Jak widać na serialach można, zupełnie nieświadomie nauczyć się języka obcego, tylko odpowiednia motywacja jest potrzebna.

V. Big Finish.
Na początek małe wyjaśnienie. Big Finish, to firma zajmująca się gównie wydawaniem audioboków. Ale nie takich zwykłych audiobooków, czytanych przez jednego aktora, tylko słuchowisk z pełną obsadą aktorską i efektami dźwiękowymi. I większa część ich słuchowisk jest powiązana z Doktorem. A skoro znam angielski już na tyle, że oglądam seriale bezpośrednio na BBC, to czemu nie spróbować ze słuchowiskiem? Tak by zobaczyć ile będę w stanie zrozumieć, i czy mi się spodoba.
I w ten sposób znalazłam kolejne miejsce, gdzie mogę pozbyć się nadmiaru ciążącej mi gotówki, bo produkcje Big Finish potrafią uzależnić nie gorzej niż seriale.

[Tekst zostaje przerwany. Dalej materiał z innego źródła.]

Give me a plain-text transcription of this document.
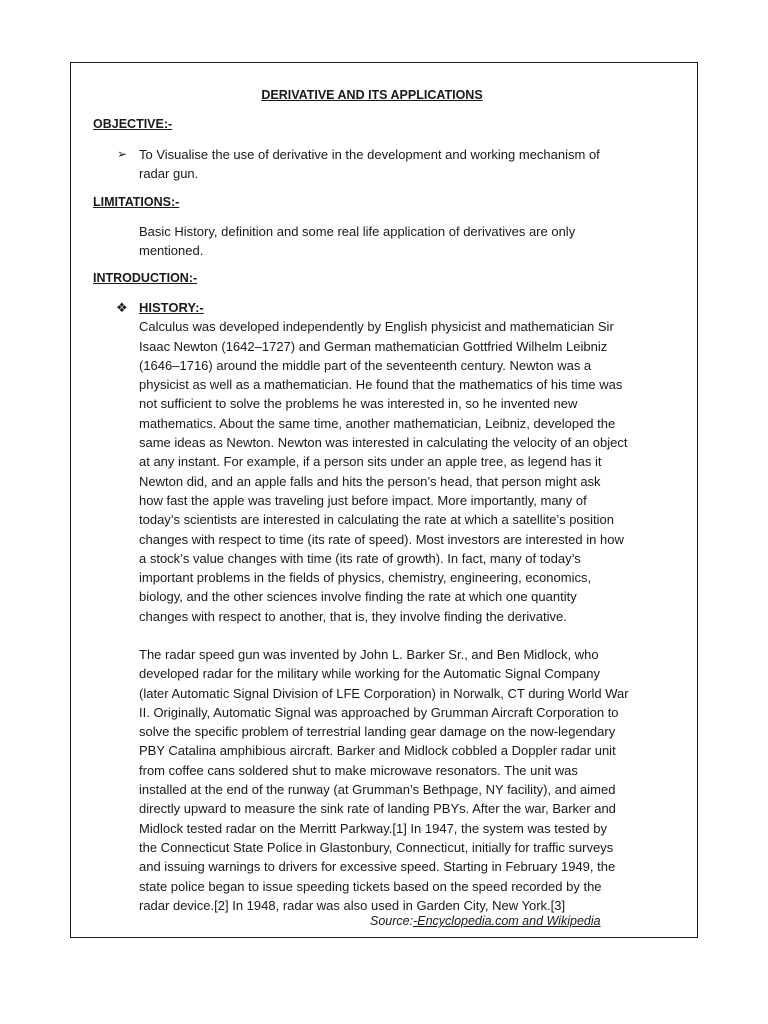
DERIVATIVE AND ITS APPLICATIONS
OBJECTIVE:-
➢ To Visualise the use of derivative in the development and working mechanism of
radar gun.
LIMITATIONS:-
Basic History, definition and some real life application of derivatives are only
mentioned.
INTRODUCTION:-
❖ HISTORY:-
Calculus was developed independently by English physicist and mathematician Sir
Isaac Newton (1642–1727) and German mathematician Gottfried Wilhelm Leibniz
(1646–1716) around the middle part of the seventeenth century. Newton was a
physicist as well as a mathematician. He found that the mathematics of his time was
not sufficient to solve the problems he was interested in, so he invented new
mathematics. About the same time, another mathematician, Leibniz, developed the
same ideas as Newton. Newton was interested in calculating the velocity of an object
at any instant. For example, if a person sits under an apple tree, as legend has it
Newton did, and an apple falls and hits the person’s head, that person might ask
how fast the apple was traveling just before impact. More importantly, many of
today’s scientists are interested in calculating the rate at which a satellite’s position
changes with respect to time (its rate of speed). Most investors are interested in how
a stock’s value changes with time (its rate of growth). In fact, many of today’s
important problems in the fields of physics, chemistry, engineering, economics,
biology, and the other sciences involve finding the rate at which one quantity
changes with respect to another, that is, they involve finding the derivative.
The radar speed gun was invented by John L. Barker Sr., and Ben Midlock, who
developed radar for the military while working for the Automatic Signal Company
(later Automatic Signal Division of LFE Corporation) in Norwalk, CT during World War
II. Originally, Automatic Signal was approached by Grumman Aircraft Corporation to
solve the specific problem of terrestrial landing gear damage on the now-legendary
PBY Catalina amphibious aircraft. Barker and Midlock cobbled a Doppler radar unit
from coffee cans soldered shut to make microwave resonators. The unit was
installed at the end of the runway (at Grumman’s Bethpage, NY facility), and aimed
directly upward to measure the sink rate of landing PBYs. After the war, Barker and
Midlock tested radar on the Merritt Parkway.[1] In 1947, the system was tested by
the Connecticut State Police in Glastonbury, Connecticut, initially for traffic surveys
and issuing warnings to drivers for excessive speed. Starting in February 1949, the
state police began to issue speeding tickets based on the speed recorded by the
radar device.[2] In 1948, radar was also used in Garden City, New York.[3]
Source:-Encyclopedia.com and Wikipedia
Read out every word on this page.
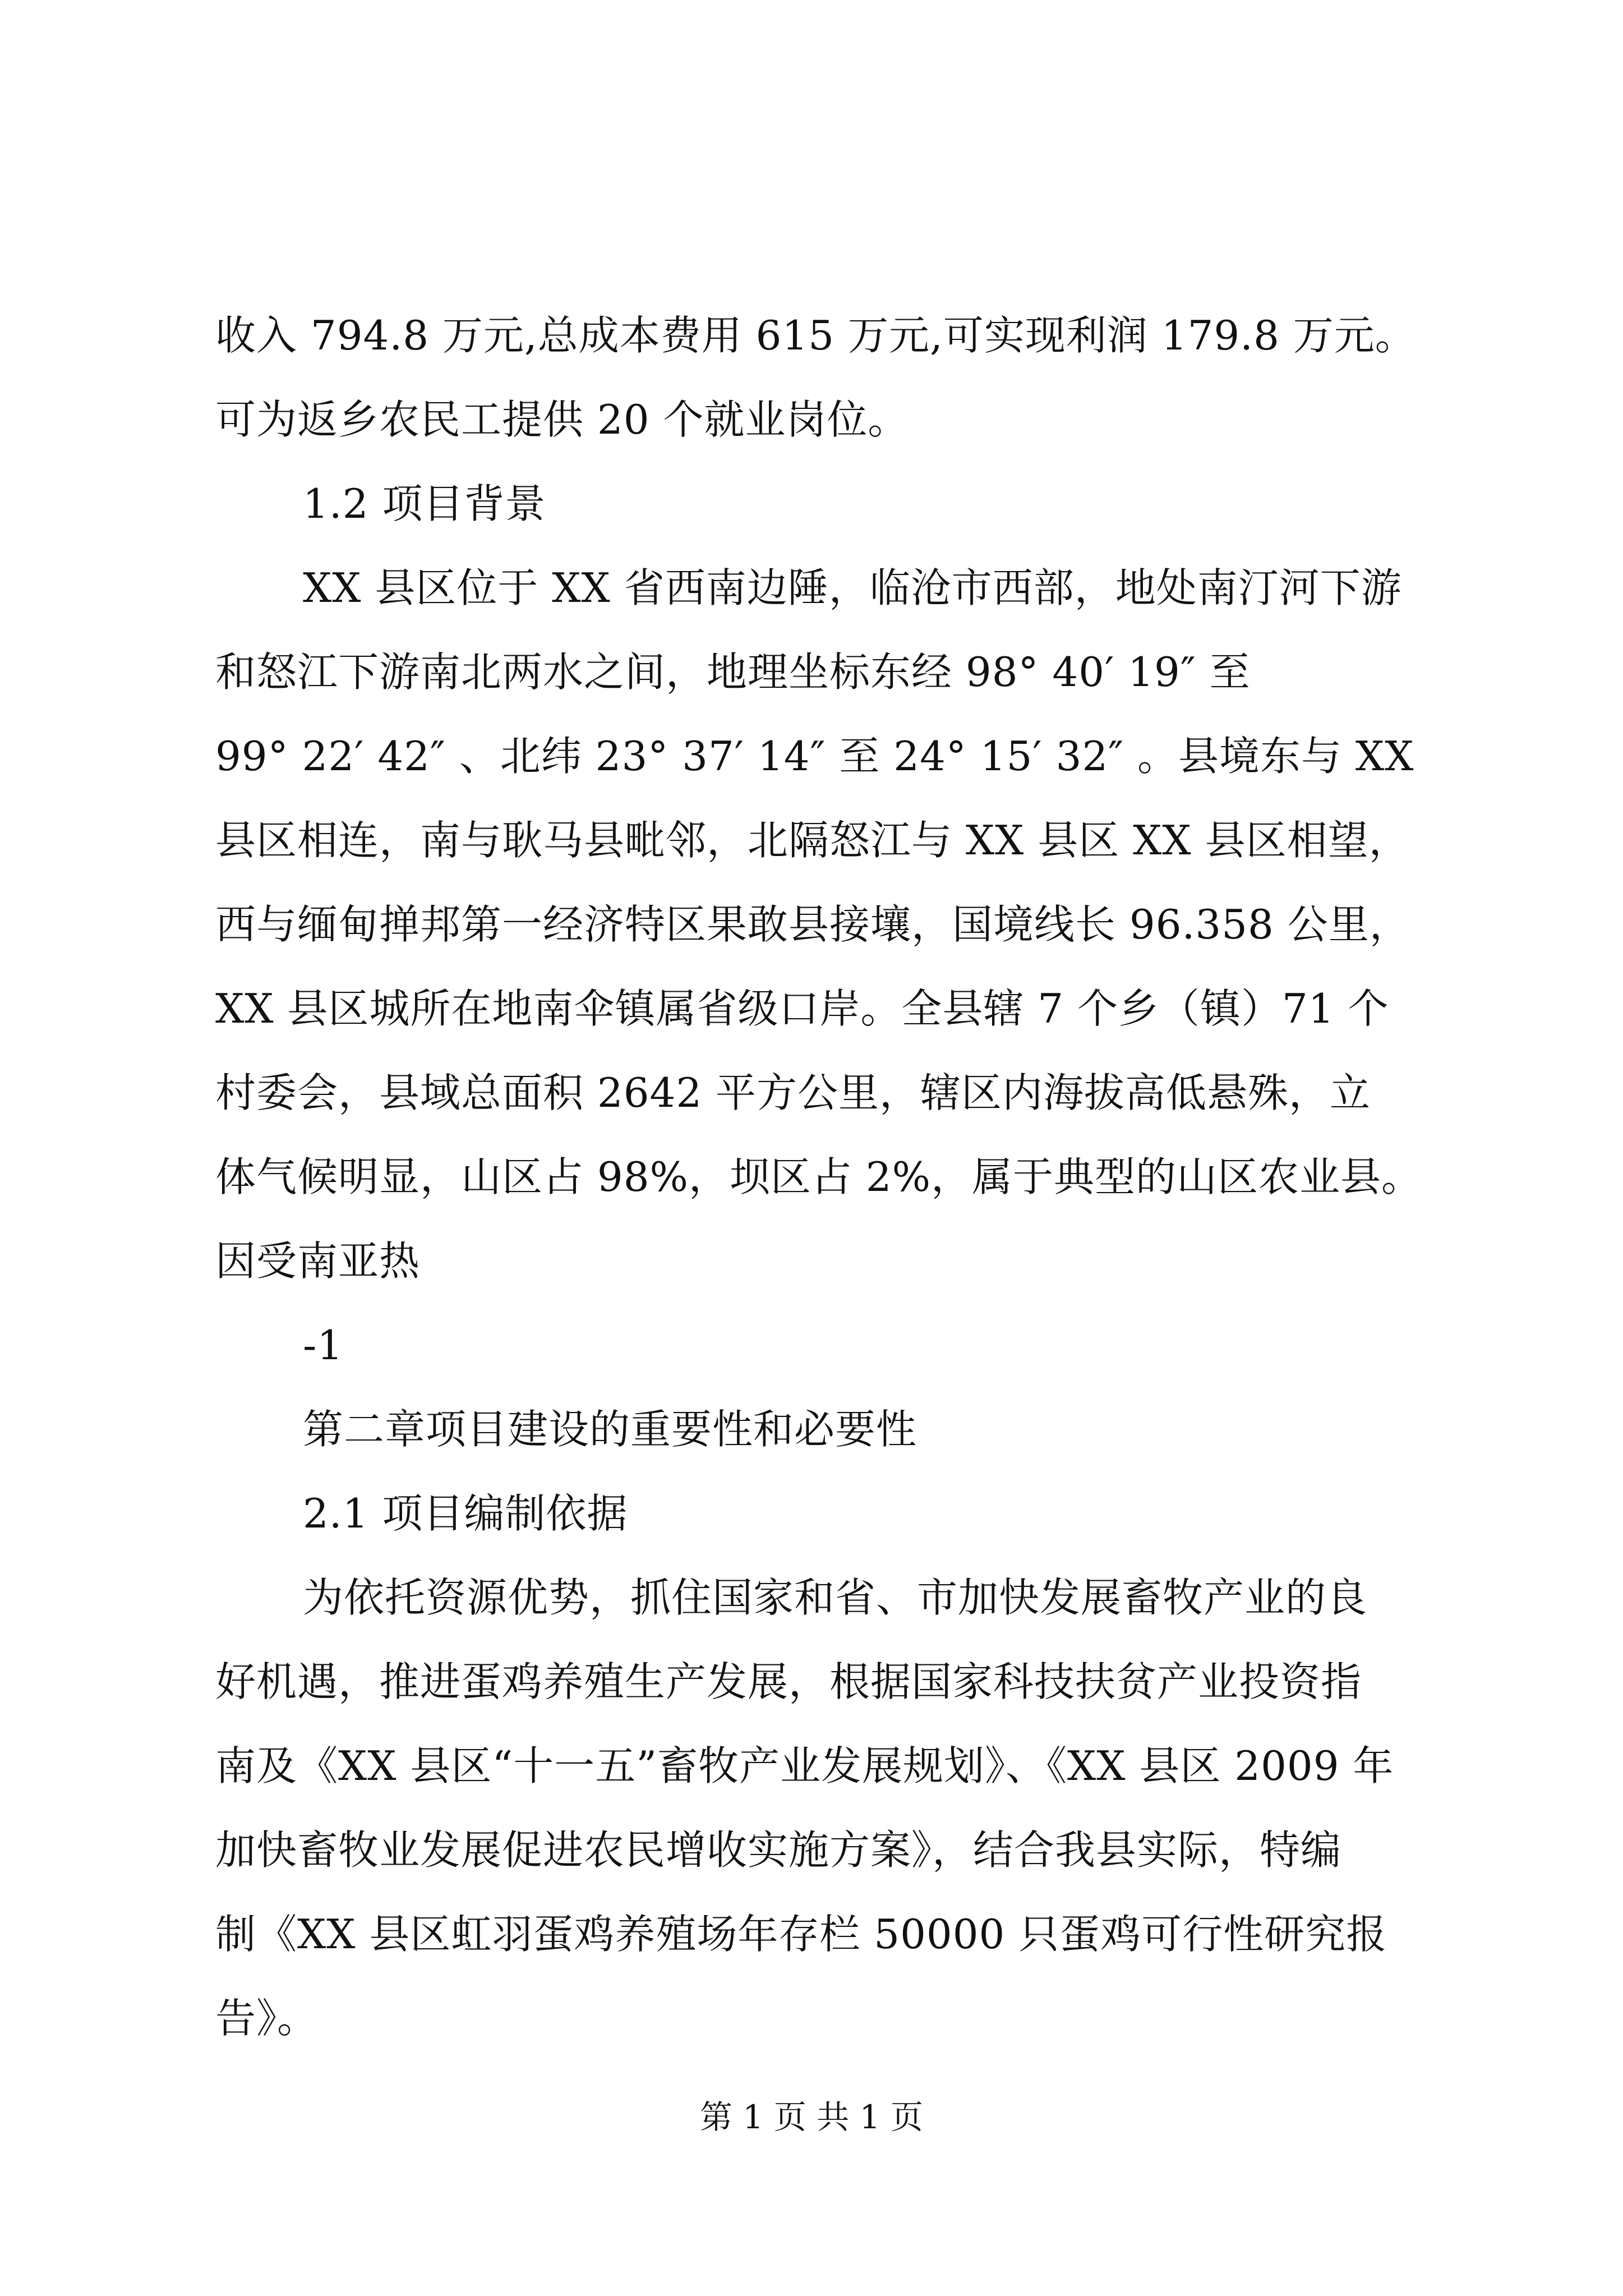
收入 794.8 万元,总成本费用 615 万元,可实现利润 179.8 万元。
可为返乡农民工提供 20 个就业岗位。
1.2 项目背景
XX 县区位于 XX 省西南边陲，临沧市西部，地处南汀河下游
和怒江下游南北两水之间，地理坐标东经 98° 40′ 19″ 至
99° 22′ 42″ 、北纬 23° 37′ 14″ 至 24° 15′ 32″ 。县境东与 XX
县区相连，南与耿马县毗邻，北隔怒江与 XX 县区 XX 县区相望，
西与缅甸掸邦第一经济特区果敢县接壤，国境线长 96.358 公里，
XX 县区城所在地南伞镇属省级口岸。全县辖 7 个乡（镇）71 个
村委会，县域总面积 2642 平方公里，辖区内海拔高低悬殊，立
体气候明显，山区占 98%，坝区占 2%，属于典型的山区农业县。
因受南亚热
-1
第二章项目建设的重要性和必要性
2.1 项目编制依据
为依托资源优势，抓住国家和省、市加快发展畜牧产业的良
好机遇，推进蛋鸡养殖生产发展，根据国家科技扶贫产业投资指
南及《XX 县区“十一五”畜牧产业发展规划》、《XX 县区 2009 年
加快畜牧业发展促进农民增收实施方案》，结合我县实际，特编
制《XX 县区虹羽蛋鸡养殖场年存栏 50000 只蛋鸡可行性研究报
告》。
第 1 页 共 1 页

I to wszystko. Przynajmniej na dzień dzisiejszy.
Udostępnij:

3 komentarze:

  1. http://gekiumahenshin.blogspot.com/2012/12/ziemniak-i-liebster-award.html zostałaś wybrana xD

    OdpowiedzUsuń
  2. Co do punktu pierwszego, to wiem coś o tym - mam zamiar obejrzeć "Hobbita" tylko dla tych kilku scen z Sylvestrem McCoyem :) Drugi punkt to też prawda - trzy seriale: "Doktor Who", "Przygody Merlina", "Moja Rodzinka" . Większość aktorów odgrywających jakąś epizodyczną rolę w jednym, po pewnym czasie pojawiło się i w pozostałych dwóch. Jako angliście z pewną trudnością przychodzi mi uwierzyć natomiast w punkt czwarty, ale zdążyłem się już nauczyć, że od każdej reguły są wyjątki. Ergo wierzę, że w Twoim przypadku było tak, jak napisałaś, ale to raczej ewenement niż norma :) Z punktem piątym się zgadzam, produkcje Big Finish to dobra rzecz.

    OdpowiedzUsuń
    Odpowiedzi
    1. To nie jest tak, że opanowałam angielski perfekcyjnie. Nadal jest sporo rzeczy z którymi mam problemy (między innymi gramatyka nadal leży na całej linii), ale z każdym kolejnym odcinkiem i każdą przeczytaną książką jest mi nieco łatwiej posługiwać się tym językiem. I rośnie również motywacja by poważnie przysiąść nad podręcznikiem i tą wiedzę uporządkować.